Hero conceived a device that, when a coin was popped into it, would automatically release a measure of holy water to the customer . Alas, the idea was never realised in his lifetime. The first ‘coin-in-the-slot’ vending machines came about in the form of honesty boxes, which became part of the furniture in English pubs in the early 1600s. A penny was inserted, releasing a lock on a box containing tobacco. Customers were trusted to take no more than a pipe full and then shut the box again, whereupon it would lock itself. These boxes were in use for over 200 years.
However it was only in the late 19th century that the first commercially successful automatic vending machine arrived on the scene. Located on the London Underground platform of Mansion House station in 1883, it was invented by Percival Everitt and dispensed postcards. The machine worked well, but, according to its creator, once in the public domain it fell victim to vandalism in the form of ‘paper, orange peel and other rubbish’ being ‘maliciously placed into the slit provided for the admission of the coin’.

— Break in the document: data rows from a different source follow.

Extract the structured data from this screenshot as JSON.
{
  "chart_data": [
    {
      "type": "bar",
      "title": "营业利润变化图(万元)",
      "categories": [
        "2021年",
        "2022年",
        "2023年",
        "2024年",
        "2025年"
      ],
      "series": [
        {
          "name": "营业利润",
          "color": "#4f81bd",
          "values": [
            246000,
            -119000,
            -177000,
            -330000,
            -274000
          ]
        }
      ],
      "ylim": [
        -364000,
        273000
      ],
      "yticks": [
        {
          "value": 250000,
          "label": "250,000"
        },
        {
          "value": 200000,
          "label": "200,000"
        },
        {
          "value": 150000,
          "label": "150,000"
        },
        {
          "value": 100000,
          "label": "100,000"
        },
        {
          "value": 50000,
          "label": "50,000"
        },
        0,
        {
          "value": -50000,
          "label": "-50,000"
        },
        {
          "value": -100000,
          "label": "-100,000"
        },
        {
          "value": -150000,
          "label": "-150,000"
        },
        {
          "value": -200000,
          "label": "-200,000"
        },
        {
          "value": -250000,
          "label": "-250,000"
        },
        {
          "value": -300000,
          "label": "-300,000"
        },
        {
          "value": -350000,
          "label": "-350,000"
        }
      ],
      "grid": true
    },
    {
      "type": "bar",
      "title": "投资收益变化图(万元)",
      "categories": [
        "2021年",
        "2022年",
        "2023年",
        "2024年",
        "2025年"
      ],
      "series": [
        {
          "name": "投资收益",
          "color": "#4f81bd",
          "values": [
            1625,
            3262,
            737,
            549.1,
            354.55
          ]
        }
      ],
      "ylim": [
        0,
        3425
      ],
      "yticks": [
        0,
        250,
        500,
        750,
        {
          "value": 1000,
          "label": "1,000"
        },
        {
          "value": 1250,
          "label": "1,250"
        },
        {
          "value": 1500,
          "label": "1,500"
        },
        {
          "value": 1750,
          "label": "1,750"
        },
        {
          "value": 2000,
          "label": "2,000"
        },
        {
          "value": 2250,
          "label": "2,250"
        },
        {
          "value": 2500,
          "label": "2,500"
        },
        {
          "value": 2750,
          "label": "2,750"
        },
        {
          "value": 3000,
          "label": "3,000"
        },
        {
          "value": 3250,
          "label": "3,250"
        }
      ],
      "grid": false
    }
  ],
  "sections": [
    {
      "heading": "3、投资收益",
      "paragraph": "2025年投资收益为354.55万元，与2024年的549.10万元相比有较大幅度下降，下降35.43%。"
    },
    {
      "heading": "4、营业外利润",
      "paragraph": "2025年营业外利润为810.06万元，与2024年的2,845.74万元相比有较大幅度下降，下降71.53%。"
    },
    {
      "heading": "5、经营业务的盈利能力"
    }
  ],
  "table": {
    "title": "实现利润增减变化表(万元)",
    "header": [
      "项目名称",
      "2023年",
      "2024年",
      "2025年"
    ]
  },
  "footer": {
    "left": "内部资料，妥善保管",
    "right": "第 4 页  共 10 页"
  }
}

Percival persisted in promoting his product and eventually succeeded in making his vending machines a common sight around Britain, with cigarettes, eggs, biscuits, towels, even accident insurance and much more besides available for purchase. The idea spread to America, and in the late 19th century the citizens of Utah could even buy divorce papers with a bit of loose change! Today, vending machines are more popular than ever, particularly in Japan where anything from fast food to used underpants (yes, used!), to live lobsters can be purchased at the drop of a coin.